The tables show the area-averaged root-mean-square error (RMSE) for 2-m temperature (tas), total large-scale and convective precipitation (pr), 850-hPa zonal wind (ua850), 50-hPa zonal wind (ua50), 850-hPa temperature (ta850), and the integrated ice-edge error (IIEE) for each of the CMIP6 models with respect to relevant reference dataset (ERA5 or GPCP). The scores are computed using time-averaged fields (not trends). Note that for DJFM, ua50 is taken for November-December (ND) only in line with the SH storylines predictors.
For ta850 and ua850, values below topography are filtered out using the surface pressure field to make the results as consistent as possible between the models.

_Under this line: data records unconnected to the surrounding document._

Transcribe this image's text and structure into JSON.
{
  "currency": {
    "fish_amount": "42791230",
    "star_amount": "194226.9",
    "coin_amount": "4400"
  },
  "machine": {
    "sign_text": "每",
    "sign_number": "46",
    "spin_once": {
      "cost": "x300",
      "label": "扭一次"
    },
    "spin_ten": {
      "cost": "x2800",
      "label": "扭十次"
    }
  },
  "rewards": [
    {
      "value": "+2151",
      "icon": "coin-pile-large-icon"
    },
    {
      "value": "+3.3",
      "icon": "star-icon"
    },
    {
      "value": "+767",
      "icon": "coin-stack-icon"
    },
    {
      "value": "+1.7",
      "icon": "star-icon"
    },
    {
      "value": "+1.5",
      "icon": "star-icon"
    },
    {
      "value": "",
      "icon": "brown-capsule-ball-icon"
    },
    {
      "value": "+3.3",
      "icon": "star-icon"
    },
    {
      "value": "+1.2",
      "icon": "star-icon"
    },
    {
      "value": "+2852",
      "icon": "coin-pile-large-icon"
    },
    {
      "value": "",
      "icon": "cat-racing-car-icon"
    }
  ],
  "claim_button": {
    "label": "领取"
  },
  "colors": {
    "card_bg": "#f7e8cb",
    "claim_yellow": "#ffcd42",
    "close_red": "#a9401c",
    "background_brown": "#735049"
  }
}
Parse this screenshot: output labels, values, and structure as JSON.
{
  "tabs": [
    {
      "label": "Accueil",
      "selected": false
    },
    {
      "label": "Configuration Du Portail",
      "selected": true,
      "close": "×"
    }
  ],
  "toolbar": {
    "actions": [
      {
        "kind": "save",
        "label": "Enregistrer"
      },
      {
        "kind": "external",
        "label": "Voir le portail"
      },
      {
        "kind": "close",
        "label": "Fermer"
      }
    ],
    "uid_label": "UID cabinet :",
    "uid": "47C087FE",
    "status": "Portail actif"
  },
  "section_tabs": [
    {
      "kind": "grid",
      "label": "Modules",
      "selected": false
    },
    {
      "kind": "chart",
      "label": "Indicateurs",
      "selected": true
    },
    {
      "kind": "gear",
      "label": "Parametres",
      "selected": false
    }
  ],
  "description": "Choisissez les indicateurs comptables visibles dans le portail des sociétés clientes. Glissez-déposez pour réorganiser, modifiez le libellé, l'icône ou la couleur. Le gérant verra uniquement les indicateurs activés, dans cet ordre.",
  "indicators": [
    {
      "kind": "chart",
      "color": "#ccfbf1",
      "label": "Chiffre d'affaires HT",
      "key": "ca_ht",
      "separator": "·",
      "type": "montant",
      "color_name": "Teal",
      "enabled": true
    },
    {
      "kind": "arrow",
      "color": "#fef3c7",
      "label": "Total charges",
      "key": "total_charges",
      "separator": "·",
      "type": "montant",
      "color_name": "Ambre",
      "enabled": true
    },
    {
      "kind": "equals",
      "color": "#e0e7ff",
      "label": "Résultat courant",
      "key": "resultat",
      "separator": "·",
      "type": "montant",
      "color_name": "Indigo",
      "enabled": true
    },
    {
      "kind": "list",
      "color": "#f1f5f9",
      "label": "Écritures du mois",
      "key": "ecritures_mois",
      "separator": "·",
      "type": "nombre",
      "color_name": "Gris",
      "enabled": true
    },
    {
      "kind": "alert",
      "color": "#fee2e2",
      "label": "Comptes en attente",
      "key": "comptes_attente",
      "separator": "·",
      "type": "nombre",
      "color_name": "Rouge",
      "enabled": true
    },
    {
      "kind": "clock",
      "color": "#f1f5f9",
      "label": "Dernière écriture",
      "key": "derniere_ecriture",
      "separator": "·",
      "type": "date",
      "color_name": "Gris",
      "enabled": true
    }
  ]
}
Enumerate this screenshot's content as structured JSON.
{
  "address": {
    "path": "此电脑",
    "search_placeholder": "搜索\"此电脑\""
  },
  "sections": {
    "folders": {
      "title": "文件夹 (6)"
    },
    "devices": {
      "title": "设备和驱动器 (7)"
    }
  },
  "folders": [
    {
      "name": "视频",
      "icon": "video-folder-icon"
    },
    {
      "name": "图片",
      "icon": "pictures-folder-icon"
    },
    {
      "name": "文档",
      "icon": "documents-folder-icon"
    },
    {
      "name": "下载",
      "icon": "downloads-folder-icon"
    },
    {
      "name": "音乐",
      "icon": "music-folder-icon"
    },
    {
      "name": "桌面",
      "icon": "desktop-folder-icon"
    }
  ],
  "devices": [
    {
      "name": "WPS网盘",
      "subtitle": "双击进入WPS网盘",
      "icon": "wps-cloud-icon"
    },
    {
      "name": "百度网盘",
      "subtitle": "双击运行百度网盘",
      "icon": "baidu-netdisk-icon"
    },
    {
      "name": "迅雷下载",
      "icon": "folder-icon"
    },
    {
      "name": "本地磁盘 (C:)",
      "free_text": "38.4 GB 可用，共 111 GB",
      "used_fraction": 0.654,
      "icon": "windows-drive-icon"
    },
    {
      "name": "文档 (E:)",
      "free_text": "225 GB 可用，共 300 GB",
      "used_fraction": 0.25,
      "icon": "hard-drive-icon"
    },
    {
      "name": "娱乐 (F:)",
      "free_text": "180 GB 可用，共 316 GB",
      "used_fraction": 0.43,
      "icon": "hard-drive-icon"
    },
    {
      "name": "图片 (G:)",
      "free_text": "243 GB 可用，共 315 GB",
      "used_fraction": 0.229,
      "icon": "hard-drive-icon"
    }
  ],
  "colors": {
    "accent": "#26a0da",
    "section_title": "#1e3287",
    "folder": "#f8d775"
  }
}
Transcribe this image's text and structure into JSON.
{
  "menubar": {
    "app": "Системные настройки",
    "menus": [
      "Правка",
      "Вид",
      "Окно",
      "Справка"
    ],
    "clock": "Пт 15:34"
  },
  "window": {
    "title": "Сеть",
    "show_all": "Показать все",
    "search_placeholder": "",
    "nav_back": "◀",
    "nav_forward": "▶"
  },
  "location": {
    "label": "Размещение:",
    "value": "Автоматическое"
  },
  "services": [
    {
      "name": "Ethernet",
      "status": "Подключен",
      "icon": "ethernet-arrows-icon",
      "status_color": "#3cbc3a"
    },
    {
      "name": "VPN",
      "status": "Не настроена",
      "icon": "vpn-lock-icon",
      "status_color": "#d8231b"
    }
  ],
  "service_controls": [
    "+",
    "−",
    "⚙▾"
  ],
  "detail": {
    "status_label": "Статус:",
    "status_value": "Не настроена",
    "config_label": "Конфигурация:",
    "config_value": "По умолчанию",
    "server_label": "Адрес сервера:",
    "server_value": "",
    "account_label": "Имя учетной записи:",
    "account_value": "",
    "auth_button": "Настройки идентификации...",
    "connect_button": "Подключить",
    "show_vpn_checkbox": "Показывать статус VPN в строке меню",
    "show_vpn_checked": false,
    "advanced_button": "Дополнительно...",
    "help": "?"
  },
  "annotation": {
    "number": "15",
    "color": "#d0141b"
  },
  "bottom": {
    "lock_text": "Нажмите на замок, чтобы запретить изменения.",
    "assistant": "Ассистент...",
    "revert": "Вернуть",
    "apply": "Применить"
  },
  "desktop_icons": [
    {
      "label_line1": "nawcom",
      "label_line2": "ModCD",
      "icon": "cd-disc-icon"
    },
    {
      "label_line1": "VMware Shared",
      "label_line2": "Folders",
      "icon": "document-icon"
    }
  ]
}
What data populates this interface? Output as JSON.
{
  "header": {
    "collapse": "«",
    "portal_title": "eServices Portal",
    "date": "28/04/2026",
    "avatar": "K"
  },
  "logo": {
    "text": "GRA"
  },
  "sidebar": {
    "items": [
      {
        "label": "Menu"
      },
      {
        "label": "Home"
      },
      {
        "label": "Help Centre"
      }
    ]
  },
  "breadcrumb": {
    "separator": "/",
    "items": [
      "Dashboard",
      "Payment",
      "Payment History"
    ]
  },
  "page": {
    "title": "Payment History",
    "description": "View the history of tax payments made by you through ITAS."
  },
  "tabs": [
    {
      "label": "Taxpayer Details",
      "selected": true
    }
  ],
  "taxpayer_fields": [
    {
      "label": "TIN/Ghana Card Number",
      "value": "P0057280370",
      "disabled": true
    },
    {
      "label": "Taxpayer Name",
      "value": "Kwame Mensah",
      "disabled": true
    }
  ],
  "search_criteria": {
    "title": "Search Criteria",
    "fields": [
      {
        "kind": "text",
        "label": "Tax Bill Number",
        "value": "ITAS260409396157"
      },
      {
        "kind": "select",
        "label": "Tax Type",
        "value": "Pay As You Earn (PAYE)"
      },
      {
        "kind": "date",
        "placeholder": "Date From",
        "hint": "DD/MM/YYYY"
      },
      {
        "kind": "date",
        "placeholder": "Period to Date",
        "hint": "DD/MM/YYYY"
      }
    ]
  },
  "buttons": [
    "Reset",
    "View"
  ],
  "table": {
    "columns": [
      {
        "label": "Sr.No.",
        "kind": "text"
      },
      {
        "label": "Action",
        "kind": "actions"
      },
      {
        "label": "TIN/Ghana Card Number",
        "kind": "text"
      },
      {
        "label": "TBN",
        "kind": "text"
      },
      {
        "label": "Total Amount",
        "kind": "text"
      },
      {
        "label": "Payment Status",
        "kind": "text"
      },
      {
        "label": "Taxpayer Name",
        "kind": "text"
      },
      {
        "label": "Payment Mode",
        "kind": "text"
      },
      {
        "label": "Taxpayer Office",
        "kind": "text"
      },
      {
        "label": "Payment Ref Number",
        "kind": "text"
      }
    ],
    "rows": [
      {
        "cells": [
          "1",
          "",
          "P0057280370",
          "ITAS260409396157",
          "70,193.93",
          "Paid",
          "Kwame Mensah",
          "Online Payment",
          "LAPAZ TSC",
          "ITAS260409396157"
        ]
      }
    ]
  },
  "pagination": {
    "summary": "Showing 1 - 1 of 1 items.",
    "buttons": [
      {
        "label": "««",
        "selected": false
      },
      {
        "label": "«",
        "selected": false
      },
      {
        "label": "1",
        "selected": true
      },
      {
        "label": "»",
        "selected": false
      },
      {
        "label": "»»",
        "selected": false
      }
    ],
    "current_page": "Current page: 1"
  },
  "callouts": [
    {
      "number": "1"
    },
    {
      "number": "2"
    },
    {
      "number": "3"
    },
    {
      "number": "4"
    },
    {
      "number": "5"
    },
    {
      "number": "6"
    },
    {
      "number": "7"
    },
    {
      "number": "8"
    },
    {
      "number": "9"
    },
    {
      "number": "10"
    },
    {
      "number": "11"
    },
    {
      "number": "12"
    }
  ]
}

The reason for this is that not all models provide extrapolated below the surface for the air temperature (ta) field.
Values are area-averaged for the Antarctic (latitudes south of 50S).
As in the Southern Hemisphere storylines regression anaysis, only a single member is used for each model (mostly member r1i1p1f1).
Numbers with light yellow background are multi-model values: the multi-model mean and the multi-model spread (in terms of the standard deviation).
Red/blue background indicate that the RMSE/bias/correlation values differ from the multi-model values by more than one one standard deviation, with red indicating that the values exceed the multi-model mean by one standard deviation more more and blue indicates that the values are too small by one standard deviation or more. The larger the discrepancy with respect to the multi-model values, the darker the colors.
The rightmost column shows a measure of the overall performance for each model, here defined as the average rank for the four fields investigated, the model with the lowest ranking number is considered the best.
To compute the climatology score, the models are ranked for each variable. The model with the lowest RMSE value is considered the best/highest-ranking model and recives the ranking number 1, the second best model reciving the ranking number 2, etc. Then for each model, the average rank is computed across the variables and then the models are sorted with the allover highest ranking model (with the lowest ranking number) being placed on top.